As several obituaries noted, Mooney worked with the late Steve Gerber on some of his greatest Man-Thing stories and the entirety of the original run of Omega the Unknown. His strong, steady work there is as important an element as the complicated script by Gerber and Mary Skrenes, and definitely helped make it the mindbomb that it was.


  1. I know Jim Mooney’s probably better remembered for his later Marvel work, but to my 9-year old fan’s mind, he’ll always be THE artist on Supergirl. I urge everyone who cares to pick up the SHOWCASE PRESENTS SUPERGIRL volumes and take a look at some of the most charming art of the era.

  2. I agree, Paul. I always liked his Supergirl work. He drew good figures and features, which, really, hopefully, comes across as the compliment it ‘s intended to be. RIP Jim.

  3. It was a privilege to see Jim Mooney at his panel (hosted byMark Evanier of course) at Comic-Con ’06, and to speak with him at his Artist Alley table. He struck me as a quiet and extremely modest gentleman. Jim’s talent and temperament will be missed.

  4. I read Supergirl as a child and loved it. I was delighted to meet Jim Mooney in the early 80s and my husband, writer Mark Ellis and I soon become friends with Jim and his wife, Anne.

    Over the years, we became as close as family, and even had the pleasure of working with Jim when he did the pencils for Anne Rice’s The Mummy comic back in the 90s.

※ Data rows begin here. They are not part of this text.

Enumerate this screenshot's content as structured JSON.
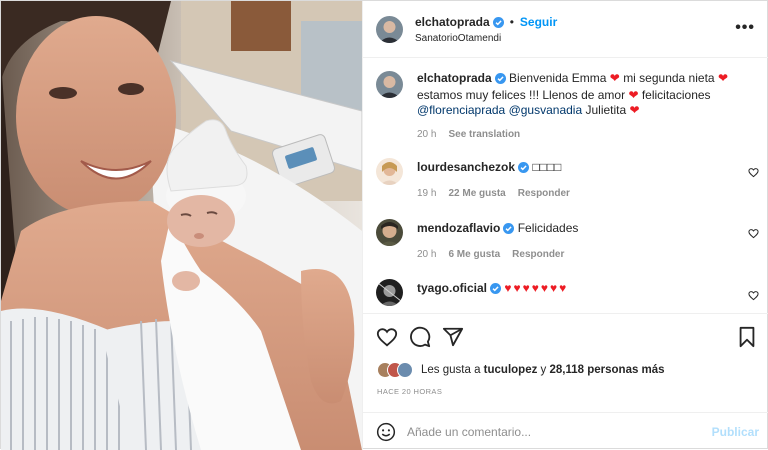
{
  "post": {
    "author": "elchatoprada",
    "follow_label": "Seguir",
    "location": "SanatorioOtamendi",
    "more_icon": "more-horizontal-icon",
    "caption": {
      "text1": "Bienvenida Emma",
      "text2": "mi segunda nieta",
      "text3": "estamos muy felices !!! Llenos de amor",
      "text4": "felicitaciones",
      "mention1": "@florenciaprada",
      "mention2": "@gusvanadia",
      "text5": "Julietita",
      "time": "20 h",
      "translate": "See translation"
    }
  },
  "comments": [
    {
      "user": "lourdesanchezok",
      "text": "□□□□",
      "time": "19 h",
      "likes": "22 Me gusta",
      "reply": "Responder"
    },
    {
      "user": "mendozaflavio",
      "text": "Felicidades",
      "time": "20 h",
      "likes": "6 Me gusta",
      "reply": "Responder"
    },
    {
      "user": "tyago.oficial",
      "text": "♥♥♥♥♥♥♥",
      "time": "",
      "likes": "",
      "reply": ""
    }
  ],
  "actions": {
    "like_icon": "heart-icon",
    "comment_icon": "comment-icon",
    "share_icon": "send-icon",
    "save_icon": "bookmark-icon"
  },
  "likes": {
    "prefix": "Les gusta a",
    "user": "tuculopez",
    "middle": "y",
    "count": "28,118 personas más"
  },
  "timestamp": "HACE 20 HORAS",
  "add_comment": {
    "placeholder": "Añade un comentario...",
    "publish_label": "Publicar",
    "emoji_icon": "emoji-icon"
  },
  "colors": {
    "accent": "#0095f6",
    "heart": "#ed1c24",
    "muted": "#8e8e8e",
    "publish_disabled": "#b2dffc"
  }
}
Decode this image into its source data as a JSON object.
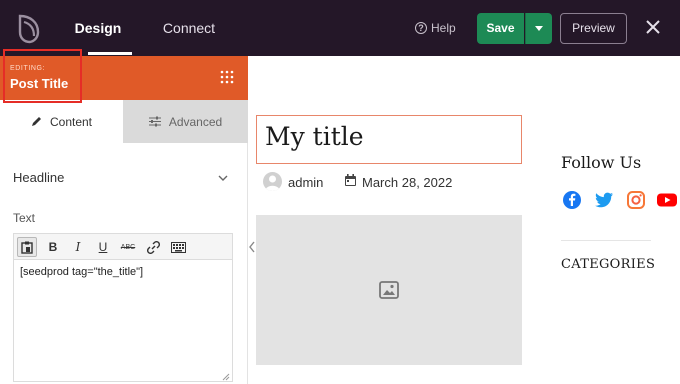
{
  "topbar": {
    "tabs": [
      "Design",
      "Connect"
    ],
    "help_label": "Help",
    "save_label": "Save",
    "preview_label": "Preview",
    "brand_color": "#241728",
    "save_color": "#1d8a55"
  },
  "panel": {
    "editing_label": "EDITING:",
    "block_title": "Post Title",
    "header_color": "#e05a28",
    "tabs": {
      "content": "Content",
      "advanced": "Advanced"
    },
    "section_title": "Headline",
    "field_label": "Text",
    "toolbar_icons": [
      "paste-icon",
      "bold-icon",
      "italic-icon",
      "underline-icon",
      "strikethrough-icon",
      "link-icon",
      "keyboard-icon"
    ],
    "toolbar_text": {
      "bold": "B",
      "italic": "I",
      "underline": "U",
      "strike": "ABC"
    },
    "editor_value": "[seedprod tag=\"the_title\"]"
  },
  "canvas": {
    "post_title": "My title",
    "author": "admin",
    "date": "March 28, 2022",
    "follow_title": "Follow Us",
    "social_icons": [
      "facebook-icon",
      "twitter-icon",
      "instagram-icon",
      "youtube-icon"
    ],
    "categories_title": "CATEGORIES"
  }
}
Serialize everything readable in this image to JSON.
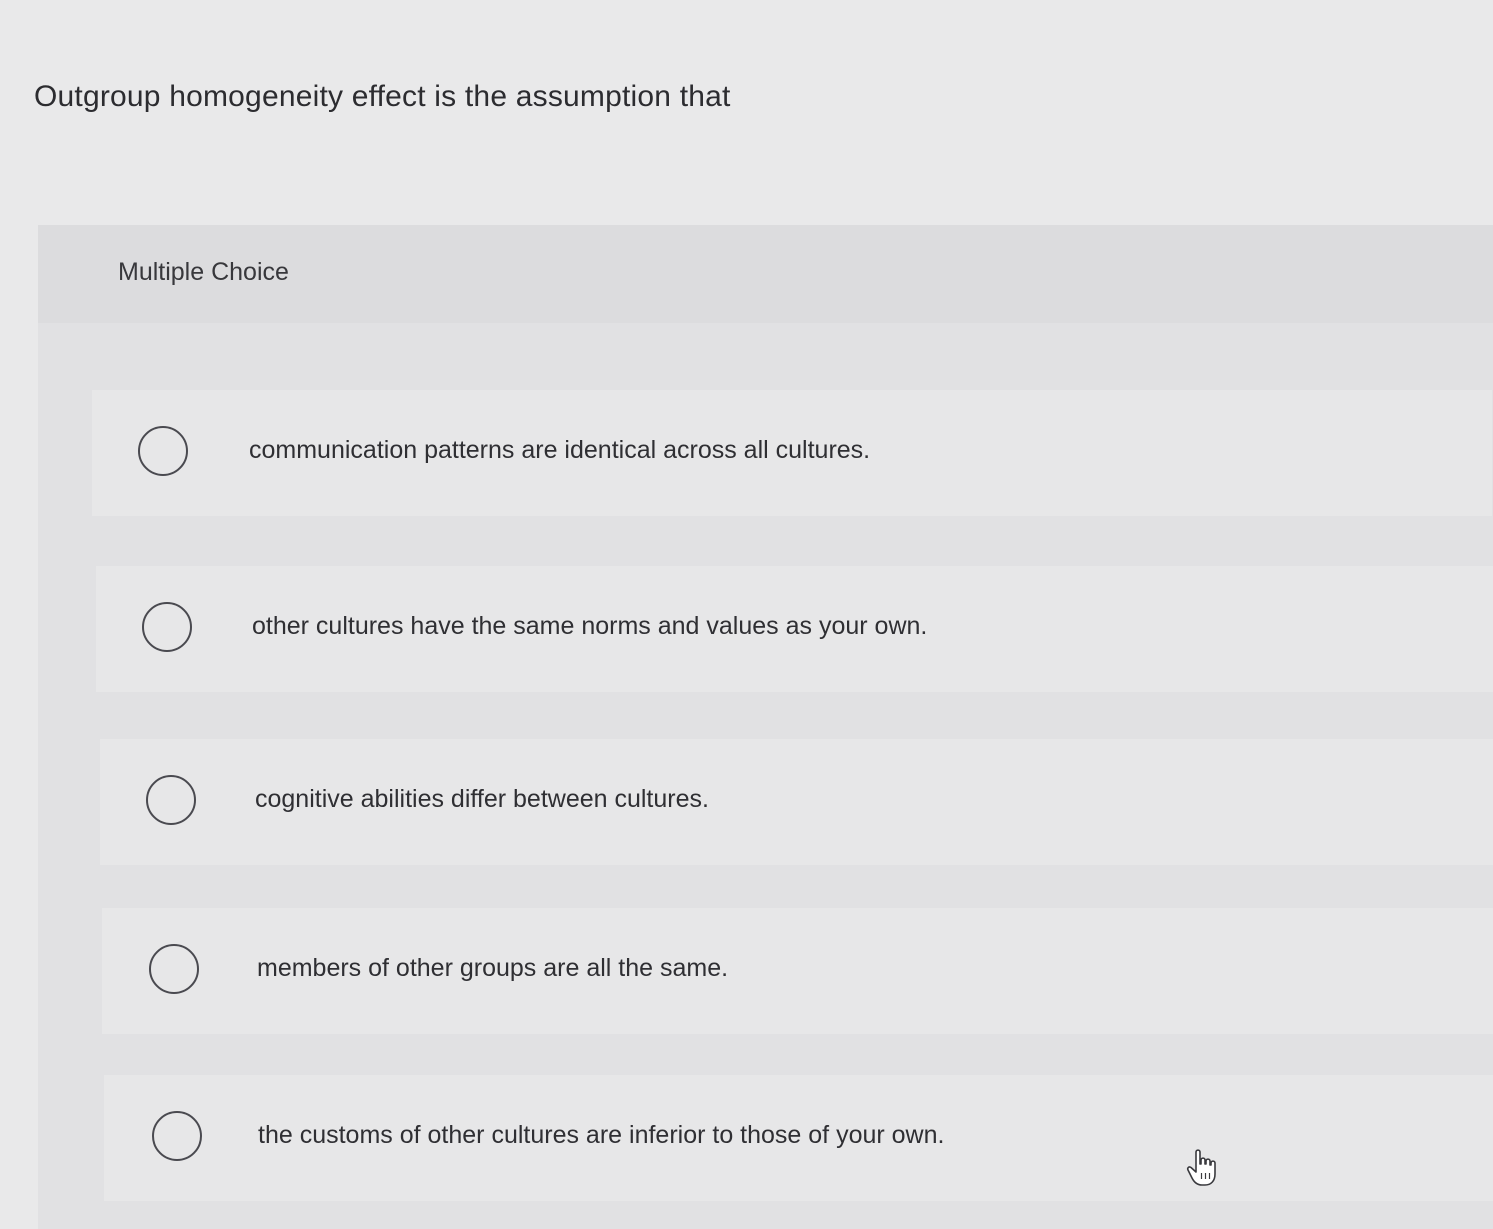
{
  "question": {
    "text": "Outgroup homogeneity effect is the assumption that"
  },
  "multiple_choice": {
    "label": "Multiple Choice",
    "options": [
      {
        "text": "communication patterns are identical across all cultures.",
        "selected": false
      },
      {
        "text": "other cultures have the same norms and values as your own.",
        "selected": false
      },
      {
        "text": "cognitive abilities differ between cultures.",
        "selected": false
      },
      {
        "text": "members of other groups are all the same.",
        "selected": false
      },
      {
        "text": "the customs of other cultures are inferior to those of your own.",
        "selected": false
      }
    ]
  },
  "icons": {
    "radio": "radio-button-icon",
    "cursor": "hand-pointer-icon"
  },
  "colors": {
    "background": "#e9e9ea",
    "panel": "#e1e1e3",
    "option_background": "#e7e7e8",
    "text": "#2f2f33",
    "radio_border": "#4a4a50"
  }
}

He and Mark collaborated on other comics projects.

    We will miss him so much–he was just a fabulous human being whom we loved dearly.

  5. Jim Mooney, for me, was the guy who drew Omega the Unknown and inked just about everyone during the 70’s at Marvel. His style was such that it was instantly recogniseable no matter who he was inking and his pencils were always enjoyable. Another great down for the year and we’re barely a quarter through.

  6. Nice reminiscence, Mark.

    I like his SUPERGIRL and LEGION stuff best, but his Marvel period was interesting. He wasn’t by nature an action-artist, but he did one or two MS. MARVELs that showed that he could do it if he wanted.

  7. Oh, that’s heartbreaking news. When I was a kid, he was *the* Spider-Man artist, ahead of either of the Gil Kane or even the Romitas and Ditko. I had no idea he’d been in the business so long (since the beginning it seems!). Anyway, RIP Jim.

  8. I just found out about Jim’s passing…in 2003 he an I e-mailed back and forth for over an hour + …very neat guy..he had been commissioned by me to do Ernie chan’s Batman #279 cover(which I still have) very nice work…in late 2007 I wrote him for a MTU #28 Hercules splash comm. he got back to me 1 or 2 times then nothing for several months…I had a feeling Jim was failing….then in late March? Jim mailed me again concerning the details of the Hercules piece -I responded..then….nothing. He must have died a day or 2? later? wish I would have kept that e-mail now. RIP the amazing Jim Mooney.